The people of Australia own the resources that are in the ground. This kind of notional ownership is about sharing the wealth derived from this collective national asset. I am not being ideological about this. It is quite well known that, if there is a natural resource in a country, there ought to be a mechanism by which that wealth is shared and distributed in some way. The MRRT was almost a humble way of acknowledging the entitlement to that shared wealth. It did not seek to change the structure of the industry. It did not seek to do anything radical. It sought to respond to some very thoughtful recommendations of a comprehensive tax review, and putting it in place was negotiated with the industry. But, even so, the new Abbott government cannot come at supporting this tax.

If this short-sighted bill passes, it will mean that the benefits of having had these resources dug out of the Australian ground will not be able to be passed on, and in this way the coalition government will have debased a very important principle. It will drain many aspects of our economy, from superannuation to the schoolkids bonus, to instant asset tax write-offs for small business. The former education tax refund also will not be restored.
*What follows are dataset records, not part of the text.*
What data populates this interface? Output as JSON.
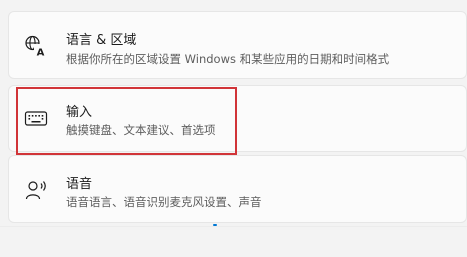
{
  "items": [
    {
      "title": "语言 & 区域",
      "subtitle": "根据你所在的区域设置 Windows 和某些应用的日期和时间格式",
      "icon": "language-icon"
    },
    {
      "title": "输入",
      "subtitle": "触摸键盘、文本建议、首选项",
      "icon": "keyboard-icon"
    },
    {
      "title": "语音",
      "subtitle": "语音语言、语音识别麦克风设置、声音",
      "icon": "speech-icon"
    }
  ],
  "colors": {
    "highlight": "#d13438",
    "accent": "#0078d4",
    "background": "#f3f3f3",
    "card": "#fbfbfb"
  }
}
The Abbott government, which has brought this bill to the Senate, has proven that it is lacking in moral substance, particularly in the misleading way it is presenting its case. We heard from previous speakers their contentions around the former government's economic management and the reduction of debt. But I notice very few of the opposition speakers go to the actual measures they are seeking to repeal; they rather keep their arguments and rhetoric at a high level, trying to perpetuate the falsehood that the former government was not a great economic manager. In fact, the former Labor government saw Australia through a significant global financial crisis and did so with the creation of jobs and keeping our economy buoyant. That is what governments do. The former Labor government was a nation builder. The Abbott government, the government now, is of course a nation wrecker. This is part of the wreckage that we are dealing with today.